La division générale a fait une erreur de droit quand elle a conclu que le prestataire était exclu du bénéfice des prestations d’assurance-emploi à la suite d’une suspension
[23] La division générale a fait une erreur de droit quand elle a conclu que le prestataire était exclu du bénéfice des prestations d’assurance-emploi parce qu’il avait été suspendu pour inconduite.
[24] Une suspension pour inconduite entraîne une inadmissibilité, et non pas une exclusion du bénéfice des prestations d’assurance-emploiNote de bas de page 5. Le résultat peut sembler identique, car les prestataires ne reçoivent aucune prestation dans les deux cas. Mais il y a une différence entre les deux. L’exclusion entraîne parfois des conséquences plus sévères.

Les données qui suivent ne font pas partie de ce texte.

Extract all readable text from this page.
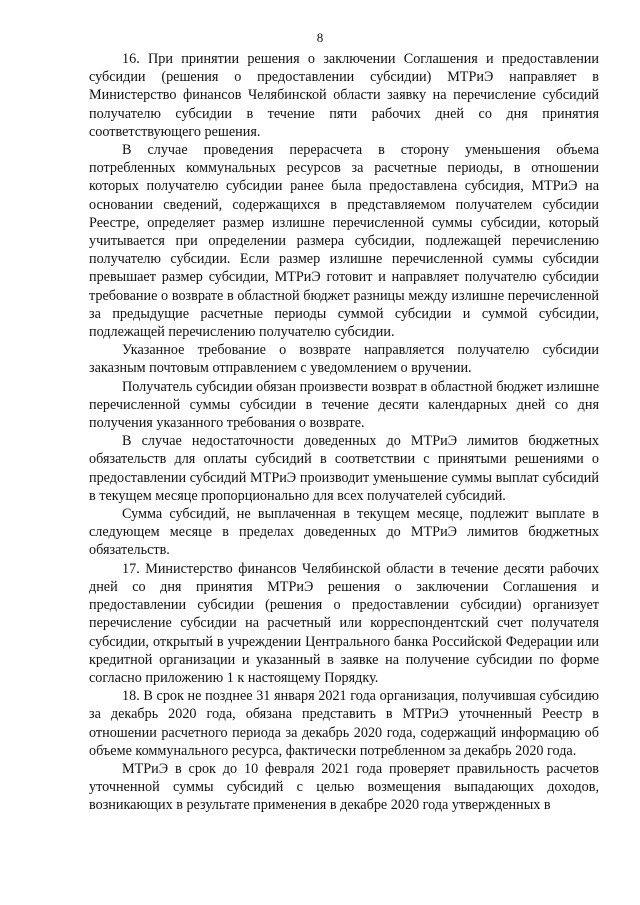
8

16. При принятии решения о заключении Соглашения и предоставлении субсидии (решения о предоставлении субсидии) МТРиЭ направляет в Министерство финансов Челябинской области заявку на перечисление субсидий получателю субсидии в течение пяти рабочих дней со дня принятия соответствующего решения.

В случае проведения перерасчета в сторону уменьшения объема потребленных коммунальных ресурсов за расчетные периоды, в отношении которых получателю субсидии ранее была предоставлена субсидия, МТРиЭ на основании сведений, содержащихся в представляемом получателем субсидии Реестре, определяет размер излишне перечисленной суммы субсидии, который учитывается при определении размера субсидии, подлежащей перечислению получателю субсидии. Если размер излишне перечисленной суммы субсидии превышает размер субсидии, МТРиЭ готовит и направляет получателю субсидии требование о возврате в областной бюджет разницы между излишне перечисленной за предыдущие расчетные периоды суммой субсидии и суммой субсидии, подлежащей перечислению получателю субсидии.

Указанное требование о возврате направляется получателю субсидии заказным почтовым отправлением с уведомлением о вручении.

Получатель субсидии обязан произвести возврат в областной бюджет излишне перечисленной суммы субсидии в течение десяти календарных дней со дня получения указанного требования о возврате.

В случае недостаточности доведенных до МТРиЭ лимитов бюджетных обязательств для оплаты субсидий в соответствии с принятыми решениями о предоставлении субсидий МТРиЭ производит уменьшение суммы выплат субсидий в текущем месяце пропорционально для всех получателей субсидий.

Сумма субсидий, не выплаченная в текущем месяце, подлежит выплате в следующем месяце в пределах доведенных до МТРиЭ лимитов бюджетных обязательств.

17. Министерство финансов Челябинской области в течение десяти рабочих дней со дня принятия МТРиЭ решения о заключении Соглашения и предоставлении субсидии (решения о предоставлении субсидии) организует перечисление субсидии на расчетный или корреспондентский счет получателя субсидии, открытый в учреждении Центрального банка Российской Федерации или кредитной организации и указанный в заявке на получение субсидии по форме согласно приложению 1 к настоящему Порядку.

18. В срок не позднее 31 января 2021 года организация, получившая субсидию за декабрь 2020 года, обязана представить в МТРиЭ уточненный Реестр в отношении расчетного периода за декабрь 2020 года, содержащий информацию об объеме коммунального ресурса, фактически потребленном за декабрь 2020 года.

МТРиЭ в срок до 10 февраля 2021 года проверяет правильность расчетов уточненной суммы субсидий с целью возмещения выпадающих доходов, возникающих в результате применения в декабре 2020 года утвержденных в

[25] Par conséquent, après avoir conclu que le prestataire avait été suspendu pour inconduite, la division générale a fait une erreur en décidant qu’il était exclu du bénéfice des prestations d’assurance-emploi. Après avoir tiré cette conclusion, elle aurait dû décider qu’il n’était pas admissible au bénéfice des prestations.
Conclusion
[26] La procédure devant la division générale n’était pas équitable pour le prestataire, car elle ne lui a pas offert ce qu’il demandait, c’est-à-dire que son avocate ou avocat puisse participer à l’audience par un autre moyen. L’appel est accueilli. Je renvoie l’affaire à la division générale pour réexamen.